Bisnis.com, JAKARTA--Presiden terpilih Joko Widodo diminta mempertegas makna konsep berdikari yang kerap didengungkan olehnya dan Partai Demokrasi Indonesia Perjuangan (PDIP).
“Jokowi harus menjelaskan apa yang dimaksudkannya sebagai kemandirian dan berdikari. Jangan sampai dianggap orang luar sebagai narrow nationalism [nasionalisme sempit],” kata Raden Pardede, Wakil Ketua Komite Ekonomi Nasional, usai menjadi pembicara dalam acara diskusi di Jakarta, Jumat (26/9/2014).
Berdikari atau berdiri di atas kaki merupakan salah satu poin konsep Trisakti yang dipopulerkan Presiden Sukarno pada dekade 1960-an. Dua poin lainya adalah berdaulat dalam politik dan berkepribadian dalam budaya.
Dalam mempraktikkan Trisakti, khususnya berdikari, Sukarno tidak segan menasionalisasi perusahaan asing yang dianggap merugikan bangsa. Sang Proklamator juga menolak bantuan asing yang ditengarai akan mendikte Indonesia.
“Apakah konsep berdikarinya Jokowi sama seperti eranya Bung Karno?” tanya Raden.

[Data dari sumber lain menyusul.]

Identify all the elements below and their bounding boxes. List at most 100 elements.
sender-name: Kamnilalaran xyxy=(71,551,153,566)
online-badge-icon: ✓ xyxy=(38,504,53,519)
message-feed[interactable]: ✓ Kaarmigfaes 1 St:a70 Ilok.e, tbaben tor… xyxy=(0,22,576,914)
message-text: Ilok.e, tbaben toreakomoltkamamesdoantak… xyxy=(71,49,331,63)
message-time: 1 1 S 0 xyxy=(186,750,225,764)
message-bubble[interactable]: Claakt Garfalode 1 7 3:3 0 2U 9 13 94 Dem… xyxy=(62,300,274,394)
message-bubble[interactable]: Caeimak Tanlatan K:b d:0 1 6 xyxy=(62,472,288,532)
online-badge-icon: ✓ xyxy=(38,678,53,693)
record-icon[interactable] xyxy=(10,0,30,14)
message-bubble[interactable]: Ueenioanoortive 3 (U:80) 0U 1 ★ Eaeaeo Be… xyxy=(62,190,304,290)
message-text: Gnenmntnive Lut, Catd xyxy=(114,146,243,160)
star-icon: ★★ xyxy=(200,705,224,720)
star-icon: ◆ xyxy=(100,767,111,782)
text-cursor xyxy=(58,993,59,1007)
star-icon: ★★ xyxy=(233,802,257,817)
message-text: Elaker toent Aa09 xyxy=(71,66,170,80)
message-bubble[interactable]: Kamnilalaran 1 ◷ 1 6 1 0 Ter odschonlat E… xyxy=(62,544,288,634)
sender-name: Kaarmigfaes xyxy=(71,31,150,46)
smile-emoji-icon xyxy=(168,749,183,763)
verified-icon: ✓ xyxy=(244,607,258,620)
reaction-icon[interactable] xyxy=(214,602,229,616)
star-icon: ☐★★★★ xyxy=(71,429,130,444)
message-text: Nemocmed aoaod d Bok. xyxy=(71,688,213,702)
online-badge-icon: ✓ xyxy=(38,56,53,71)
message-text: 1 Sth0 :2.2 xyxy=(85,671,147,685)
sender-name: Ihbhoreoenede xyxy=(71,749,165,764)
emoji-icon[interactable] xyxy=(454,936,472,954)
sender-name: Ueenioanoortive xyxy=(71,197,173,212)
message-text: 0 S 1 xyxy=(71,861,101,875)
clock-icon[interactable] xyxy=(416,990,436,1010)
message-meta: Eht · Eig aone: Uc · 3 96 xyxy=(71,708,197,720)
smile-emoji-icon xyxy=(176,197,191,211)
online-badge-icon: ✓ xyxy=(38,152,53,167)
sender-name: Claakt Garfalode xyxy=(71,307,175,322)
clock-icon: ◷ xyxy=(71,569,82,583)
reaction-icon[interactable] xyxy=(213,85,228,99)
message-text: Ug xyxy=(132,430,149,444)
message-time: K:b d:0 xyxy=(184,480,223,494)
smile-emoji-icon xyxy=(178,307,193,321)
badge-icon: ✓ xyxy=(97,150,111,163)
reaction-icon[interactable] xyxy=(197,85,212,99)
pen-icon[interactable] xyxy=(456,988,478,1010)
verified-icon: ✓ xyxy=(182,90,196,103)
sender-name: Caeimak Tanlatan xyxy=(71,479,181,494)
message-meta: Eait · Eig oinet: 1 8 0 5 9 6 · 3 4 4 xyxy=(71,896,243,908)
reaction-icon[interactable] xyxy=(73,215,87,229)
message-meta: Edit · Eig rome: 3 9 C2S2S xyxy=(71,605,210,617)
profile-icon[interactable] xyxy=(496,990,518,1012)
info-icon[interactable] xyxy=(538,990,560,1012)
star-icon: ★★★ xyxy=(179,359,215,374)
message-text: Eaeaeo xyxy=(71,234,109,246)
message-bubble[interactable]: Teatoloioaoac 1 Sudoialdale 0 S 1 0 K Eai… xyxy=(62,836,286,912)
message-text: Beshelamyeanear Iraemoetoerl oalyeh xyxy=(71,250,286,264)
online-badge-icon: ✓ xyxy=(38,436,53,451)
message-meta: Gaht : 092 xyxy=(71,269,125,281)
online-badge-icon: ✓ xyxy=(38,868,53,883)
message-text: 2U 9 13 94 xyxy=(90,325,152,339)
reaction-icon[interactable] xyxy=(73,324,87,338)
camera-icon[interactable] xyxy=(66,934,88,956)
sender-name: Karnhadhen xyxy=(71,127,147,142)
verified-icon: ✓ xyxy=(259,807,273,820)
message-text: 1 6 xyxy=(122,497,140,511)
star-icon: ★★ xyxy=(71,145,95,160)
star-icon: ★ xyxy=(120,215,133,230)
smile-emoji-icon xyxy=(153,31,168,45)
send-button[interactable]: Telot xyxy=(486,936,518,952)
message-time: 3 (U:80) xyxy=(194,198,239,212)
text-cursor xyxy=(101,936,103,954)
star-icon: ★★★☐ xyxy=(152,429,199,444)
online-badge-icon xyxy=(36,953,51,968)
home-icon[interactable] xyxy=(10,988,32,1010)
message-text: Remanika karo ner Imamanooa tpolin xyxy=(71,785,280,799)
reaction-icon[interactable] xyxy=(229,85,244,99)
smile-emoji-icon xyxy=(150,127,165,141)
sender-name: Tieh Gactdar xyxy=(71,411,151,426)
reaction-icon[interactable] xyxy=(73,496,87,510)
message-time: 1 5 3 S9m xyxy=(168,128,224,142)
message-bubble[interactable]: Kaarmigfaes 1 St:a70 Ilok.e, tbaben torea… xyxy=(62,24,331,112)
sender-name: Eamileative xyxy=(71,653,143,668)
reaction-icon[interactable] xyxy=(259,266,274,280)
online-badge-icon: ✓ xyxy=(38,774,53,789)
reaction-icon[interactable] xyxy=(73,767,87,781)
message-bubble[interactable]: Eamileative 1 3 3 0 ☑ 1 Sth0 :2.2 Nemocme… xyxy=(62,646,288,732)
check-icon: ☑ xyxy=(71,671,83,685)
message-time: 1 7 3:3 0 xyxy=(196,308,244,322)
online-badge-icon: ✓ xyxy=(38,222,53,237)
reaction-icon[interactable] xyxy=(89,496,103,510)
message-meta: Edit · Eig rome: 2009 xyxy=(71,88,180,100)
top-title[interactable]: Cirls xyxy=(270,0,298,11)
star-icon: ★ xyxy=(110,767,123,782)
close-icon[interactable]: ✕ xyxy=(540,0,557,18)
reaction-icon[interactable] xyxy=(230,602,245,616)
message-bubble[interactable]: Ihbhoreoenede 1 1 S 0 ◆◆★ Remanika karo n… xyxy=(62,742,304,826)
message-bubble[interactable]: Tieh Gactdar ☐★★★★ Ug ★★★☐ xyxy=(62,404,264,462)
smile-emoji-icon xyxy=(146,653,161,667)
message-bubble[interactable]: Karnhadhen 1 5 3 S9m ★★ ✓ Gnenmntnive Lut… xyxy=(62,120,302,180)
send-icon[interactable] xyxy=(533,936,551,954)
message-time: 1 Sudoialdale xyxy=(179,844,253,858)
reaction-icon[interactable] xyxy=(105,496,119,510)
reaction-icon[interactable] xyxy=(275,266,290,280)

Sejarah mencatat, tambahnya, pengusiran perusahaan asing membuat ekonomi Indonesia terperosok.
Negara yang menganut pola serupa seperti Korea Utara dan Kuba sampai saat ini masih menjadi negara terbelakang.
“Bung Karno bukan orang tidak punya salah,” ujar doktor ekonomi dari Universitas Boston, Amerika Serikat, ini.
Walau begitu, Raden menilai positif dua poin Trisakti lainnya: berdaulat dalam politik dan berkepribadian dalam budaya.
Menurutnya, kedaulatan dalam politik dan ekonomi bisa diterapkan dengan menolak didikte perusahaan asing. Pemerintah, ujarnya, harus memiliki posisi tawar lebih tinggi di mata investor yang hendak menanamkan modal di negeri ini.
“Investasi asing itu tetap perlu karena anggaran pemerintah, swasta, dan BUMN tidak cukup untuk bangun bangsa,” pungkasnya.